Why I think it's a corrupt RSM database: I started Windows in Safe Mode and was able to get NTBackup running with no effort, but I got an error message that said Removable Storage Service is stopped, it will not run in Safe Mode. So I went and checked it in regular mode, and it was stopped, so I restarted it. It immediately stopped and said that It only runs when it has a job to do and won't stay started, even though the externam drive is plugged in (should this be running all the time anyway? Do writable drives count as removable storage?) I looked it up and found someone with a very similar problem, started it in Safe Mode, saw it wasn't running, couldn't start it, rebuilt the database and it worked fine. Does anyone with better knowledge of this problem know if I do this, will it fix my Seagate problem, too? Thanks!

Update: rebuilding the RSM worked for ntbackup, but still can't get seagate to recognize its own drive. How do I delete the software to reinstall it?

Was able to get a good installation of Seagate Manager in there...Deleting the old one was hard if not completely impossible because it did not show up in Add or Remove Programs. I essentially created a new folder and saved it there, then deleted the old folder and used CCleaner to delete the old registry values.

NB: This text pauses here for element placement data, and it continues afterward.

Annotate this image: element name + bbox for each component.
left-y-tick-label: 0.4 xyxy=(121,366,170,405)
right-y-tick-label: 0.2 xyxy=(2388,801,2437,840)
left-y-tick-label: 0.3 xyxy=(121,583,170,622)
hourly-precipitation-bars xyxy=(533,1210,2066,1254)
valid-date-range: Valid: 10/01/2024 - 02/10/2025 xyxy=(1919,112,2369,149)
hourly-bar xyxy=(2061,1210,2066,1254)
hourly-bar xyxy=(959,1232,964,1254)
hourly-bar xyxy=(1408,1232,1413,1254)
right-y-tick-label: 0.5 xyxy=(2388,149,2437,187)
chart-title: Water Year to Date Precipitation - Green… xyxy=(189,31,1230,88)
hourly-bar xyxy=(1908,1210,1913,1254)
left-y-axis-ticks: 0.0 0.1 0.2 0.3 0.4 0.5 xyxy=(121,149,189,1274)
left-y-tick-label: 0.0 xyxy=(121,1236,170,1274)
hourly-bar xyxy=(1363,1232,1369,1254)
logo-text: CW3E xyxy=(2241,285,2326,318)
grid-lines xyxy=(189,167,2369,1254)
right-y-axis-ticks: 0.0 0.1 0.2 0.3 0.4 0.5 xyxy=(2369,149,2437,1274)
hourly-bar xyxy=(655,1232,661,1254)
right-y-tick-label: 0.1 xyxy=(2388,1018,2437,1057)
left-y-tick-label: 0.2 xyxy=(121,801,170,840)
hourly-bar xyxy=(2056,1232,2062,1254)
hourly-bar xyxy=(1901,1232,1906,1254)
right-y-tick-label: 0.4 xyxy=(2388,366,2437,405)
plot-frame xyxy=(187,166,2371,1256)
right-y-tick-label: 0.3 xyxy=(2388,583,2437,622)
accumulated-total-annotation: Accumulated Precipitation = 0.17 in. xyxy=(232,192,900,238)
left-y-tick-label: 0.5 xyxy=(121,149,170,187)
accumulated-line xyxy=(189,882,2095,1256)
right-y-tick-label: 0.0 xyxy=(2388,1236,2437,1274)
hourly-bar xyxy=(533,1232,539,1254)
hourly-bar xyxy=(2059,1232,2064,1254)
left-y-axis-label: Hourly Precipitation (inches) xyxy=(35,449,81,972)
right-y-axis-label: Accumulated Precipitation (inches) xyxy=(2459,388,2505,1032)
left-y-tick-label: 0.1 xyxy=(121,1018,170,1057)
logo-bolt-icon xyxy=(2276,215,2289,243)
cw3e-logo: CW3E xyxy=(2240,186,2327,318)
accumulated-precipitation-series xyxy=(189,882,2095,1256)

I found out that the program wasn't recognized likely because Add/Remove Programs doesn't display programs with a registry value longer than 60 characters. Weird. Anyway, problem solved.

For anyone else who experiences the NTBackup problem and want to rebuild your RSM database, here is how to do it. First, use Computer Management to ensure the Removable Storage Service is stopped and won't start. Then, go to %systemroot%\System32\ntmsdata and copy the contents to another folder, then delete the contents in the ntms folder. Go back to services and start the removable storage service again, and Windows Backup should be fine.